Which brings us to Star Trek on CBS Now as of 2019/20. I finally convinced myself to give it a try.
I started with Star Trek Discovery. The special effects are of course much better than they used to be. However, the story lines are not. My immediate turn off was the casting of a 33-year-old drop-dead-gorgeous Black female model as a senior main character. Sonequa Martin-Green suffers the Wesley Crusher problem. Supposedly a first officer for 7 years, she must have been second-in-command of a star ship since age 26. Please, EDI, it is not all about gender and skin color. Please, EDI, next time, cast an unattractive 45-50-year-old Black woman into such a role. (Learn something from British TV, where the actors are not all drop-dead gorgeous, but qualify by acting ability.) Now, Martin-Green is a fine actress, and with some practice, the viewer can suspend disbelief and overcome EDI’s ageism and modelism. It is, after all, a work of fiction (though not science fiction). There is no Warp drive, either. However, for me, the Discovery series really ended when the science was about a giant tardigrade with a heart and a brain (and good grunts) commandeering the universe’s mushroom mycelium links. (No, I wish I were kidding.)

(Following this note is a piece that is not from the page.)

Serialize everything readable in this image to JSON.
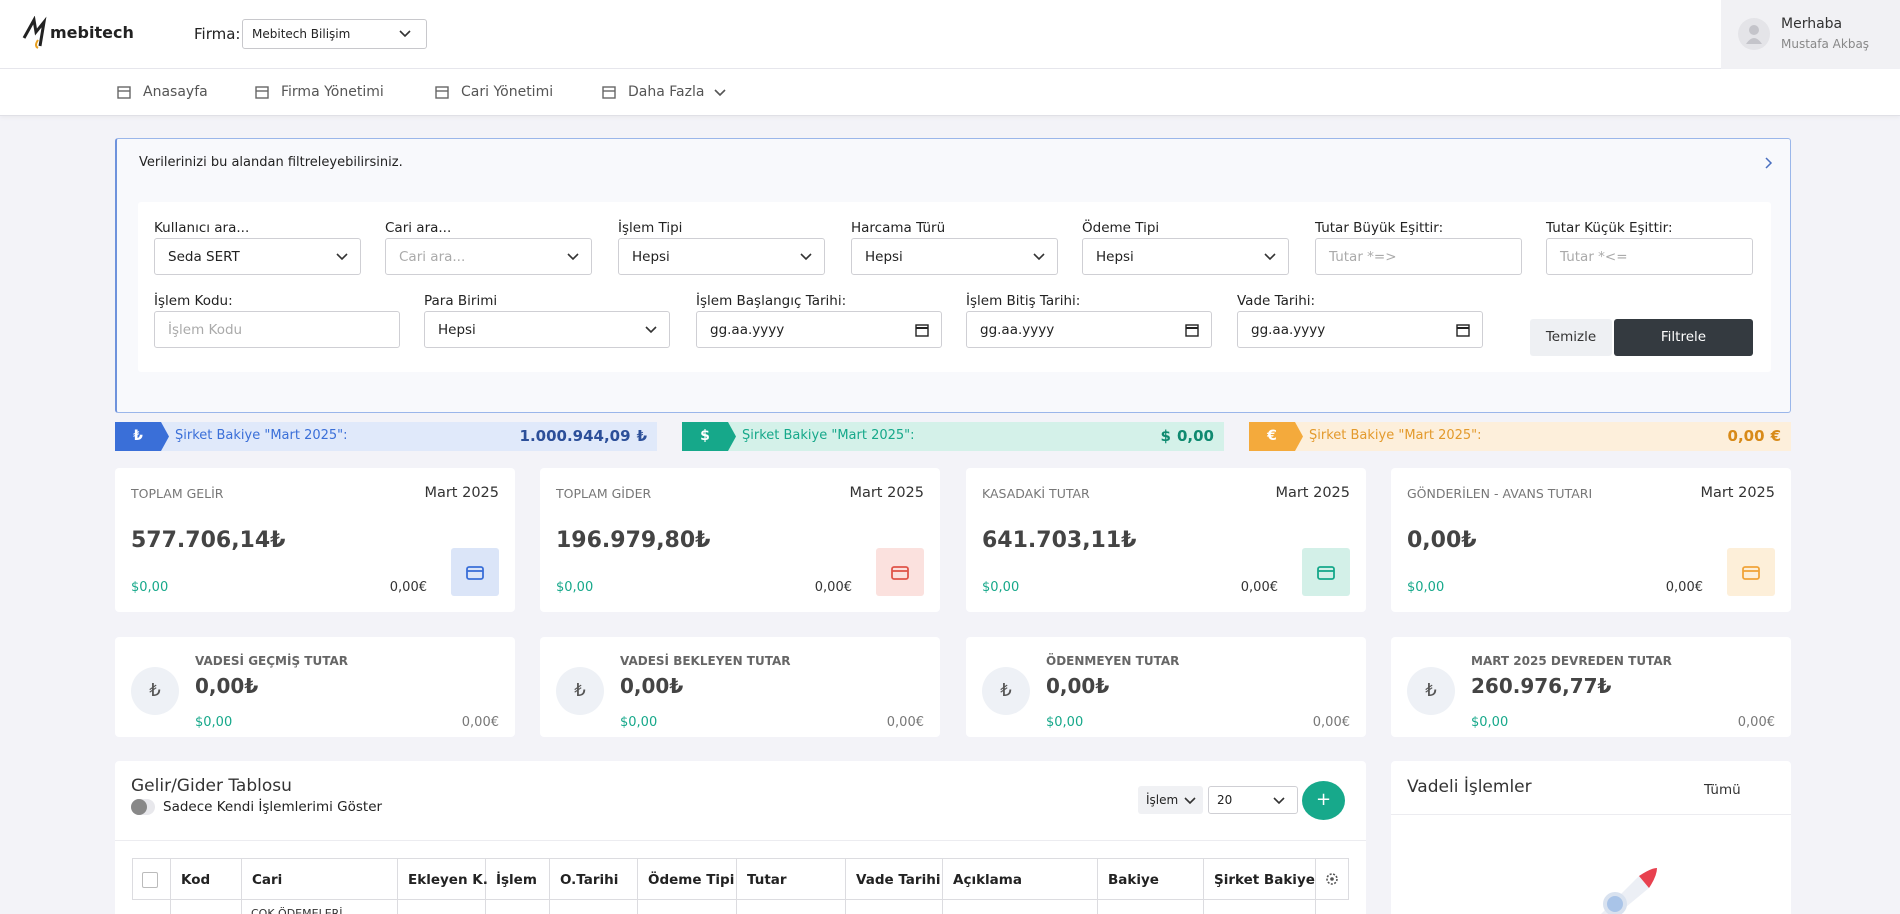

So I switched over to Star Trek Picard. Reputed to be slow, it is clearly better. It does have some interesting stories to tell. Yes, the non-original STTNG characters surrounding Picard were all chosen by EDI again (women, minorities, etc.—and mostly but not all are good-looking young models), but they felt more natural. OK, the non-STTNG characters are all at least 10 years if not 20 years too young. (Michelle Hurd would have made a great Star Trek Discovery protagonist.) No, the world’s best scientist on any subject is unlikely to be 35 years old, even if it is Alison Pill. More likely, she would just finish her post-doc. (Exception: There are some pure mathematicians, mostly autistic or near autistic, that are top performers at age 30.)

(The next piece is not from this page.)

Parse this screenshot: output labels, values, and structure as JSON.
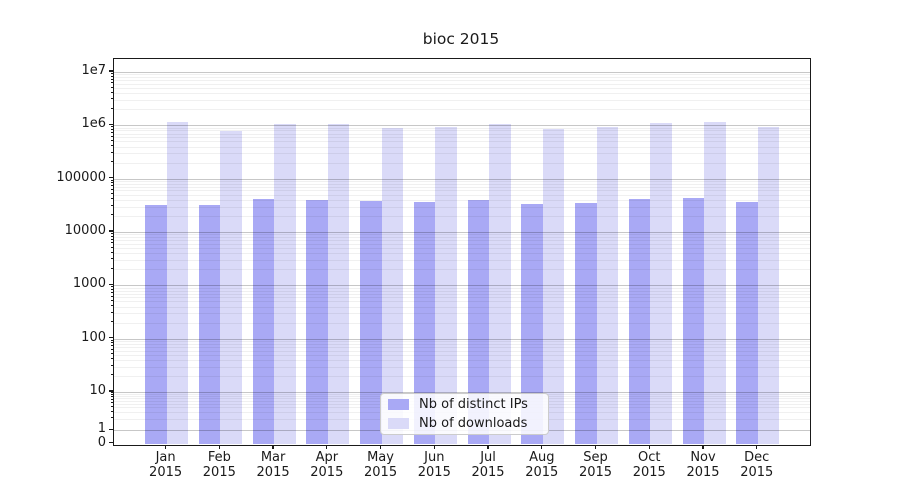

Still, STP contains a modestly interesting and more intelligent story line—and no giant tardigrades and mushroom networks. It is often but at least not always clear to the viewer what will happen next. The characters suffer some moral regrets and dilemmas. Characters might die (though, they usually reappear; this is not The Wire, the best show ever made). Well, it is watchable until the 10th and final episode, the trite Happy End, which sucks lemon. No, STP is not nearly as good as BSG S1-S3, but most of it is watchable. (Hint to the creators: The background music is at times sentimentally annoying, too.)
Gene Roddenberry’s Star Trek has always been a trailblazer. First motley crew. First black-white kiss on TV. First female strong captain. First Black captain. They felt right. They felt natural. They were not chosen by EDI as stereotypes for members of their tribes.

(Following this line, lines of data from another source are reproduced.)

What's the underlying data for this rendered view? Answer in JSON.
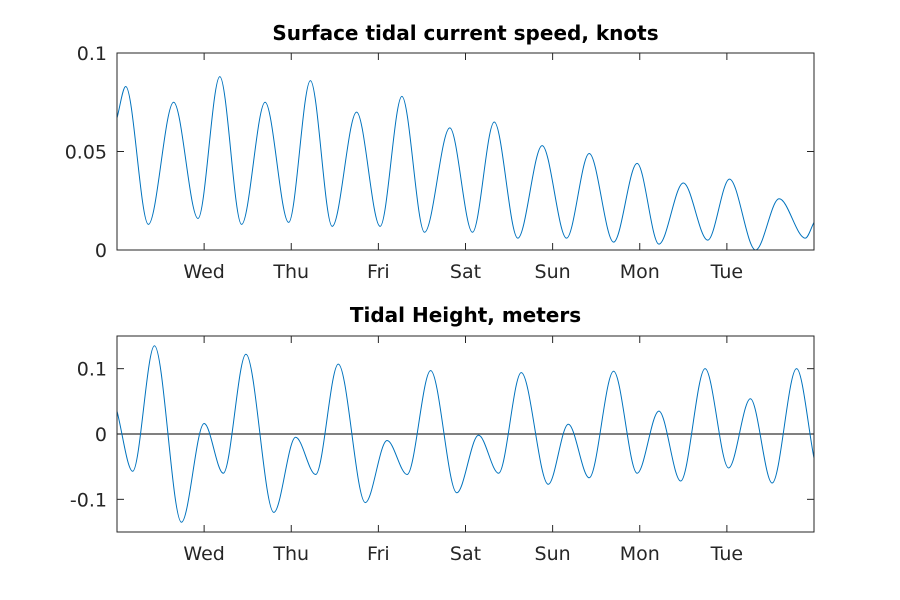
{
  "chart_data": [
    {
      "type": "line",
      "title": "Surface tidal current speed, knots",
      "xlabel": "",
      "ylabel": "",
      "xlim": [
        0,
        8
      ],
      "ylim": [
        0,
        0.1
      ],
      "yticks": [
        0,
        0.05,
        0.1
      ],
      "ytick_labels": [
        "0",
        "0.05",
        "0.1"
      ],
      "xticks": [
        1,
        2,
        3,
        4,
        5,
        6,
        7
      ],
      "xtick_labels": [
        "Wed",
        "Thu",
        "Fri",
        "Sat",
        "Sun",
        "Mon",
        "Tue"
      ],
      "grid": false,
      "series": [
        {
          "color": "#0072bd",
          "points": [
            [
              0.0,
              0.067
            ],
            [
              0.1,
              0.083
            ],
            [
              0.36,
              0.013
            ],
            [
              0.65,
              0.075
            ],
            [
              0.93,
              0.016
            ],
            [
              1.18,
              0.088
            ],
            [
              1.43,
              0.013
            ],
            [
              1.7,
              0.075
            ],
            [
              1.97,
              0.014
            ],
            [
              2.22,
              0.086
            ],
            [
              2.47,
              0.012
            ],
            [
              2.75,
              0.07
            ],
            [
              3.02,
              0.012
            ],
            [
              3.27,
              0.078
            ],
            [
              3.53,
              0.009
            ],
            [
              3.82,
              0.062
            ],
            [
              4.08,
              0.009
            ],
            [
              4.33,
              0.065
            ],
            [
              4.6,
              0.006
            ],
            [
              4.88,
              0.053
            ],
            [
              5.16,
              0.006
            ],
            [
              5.42,
              0.049
            ],
            [
              5.7,
              0.004
            ],
            [
              5.97,
              0.044
            ],
            [
              6.22,
              0.003
            ],
            [
              6.5,
              0.034
            ],
            [
              6.78,
              0.005
            ],
            [
              7.03,
              0.036
            ],
            [
              7.33,
              0.0
            ],
            [
              7.6,
              0.026
            ],
            [
              7.9,
              0.006
            ],
            [
              8.0,
              0.014
            ]
          ]
        }
      ]
    },
    {
      "type": "line",
      "title": "Tidal Height, meters",
      "xlabel": "",
      "ylabel": "",
      "xlim": [
        0,
        8
      ],
      "ylim": [
        -0.15,
        0.15
      ],
      "yticks": [
        -0.1,
        0,
        0.1
      ],
      "ytick_labels": [
        "-0.1",
        "0",
        "0.1"
      ],
      "xticks": [
        1,
        2,
        3,
        4,
        5,
        6,
        7
      ],
      "xtick_labels": [
        "Wed",
        "Thu",
        "Fri",
        "Sat",
        "Sun",
        "Mon",
        "Tue"
      ],
      "grid": false,
      "zero_line": true,
      "series": [
        {
          "color": "#0072bd",
          "points": [
            [
              0.0,
              0.035
            ],
            [
              0.18,
              -0.057
            ],
            [
              0.43,
              0.135
            ],
            [
              0.74,
              -0.135
            ],
            [
              1.0,
              0.016
            ],
            [
              1.22,
              -0.06
            ],
            [
              1.48,
              0.122
            ],
            [
              1.8,
              -0.12
            ],
            [
              2.05,
              -0.005
            ],
            [
              2.28,
              -0.062
            ],
            [
              2.54,
              0.107
            ],
            [
              2.85,
              -0.105
            ],
            [
              3.1,
              -0.01
            ],
            [
              3.33,
              -0.062
            ],
            [
              3.6,
              0.097
            ],
            [
              3.9,
              -0.09
            ],
            [
              4.15,
              -0.002
            ],
            [
              4.38,
              -0.06
            ],
            [
              4.64,
              0.094
            ],
            [
              4.95,
              -0.077
            ],
            [
              5.18,
              0.015
            ],
            [
              5.42,
              -0.067
            ],
            [
              5.7,
              0.096
            ],
            [
              5.97,
              -0.06
            ],
            [
              6.22,
              0.035
            ],
            [
              6.47,
              -0.072
            ],
            [
              6.75,
              0.1
            ],
            [
              7.02,
              -0.052
            ],
            [
              7.27,
              0.054
            ],
            [
              7.52,
              -0.075
            ],
            [
              7.8,
              0.1
            ],
            [
              8.0,
              -0.037
            ]
          ]
        }
      ]
    }
  ]
}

Please EDI, take a step back and lose a few battles. You are destroying the better future. The fight for the good in the Galaxy is not one by protected classes against old white males. Focus on what seems right, not on what is PC. Give us good and plausible characters of all kinds that fit the stories. Do not give us 25-year-old models that command star ships and Kung-Fu-kill the bad guys. And, most of us, give us intelligent and good storylines, which are not all predictable. If they feature an old white dude, the battle may be lost, but the war won’t be.
PS: Who is taking care of the kids on the star ships in the future? Let’s show the women as insensitive parents for a change.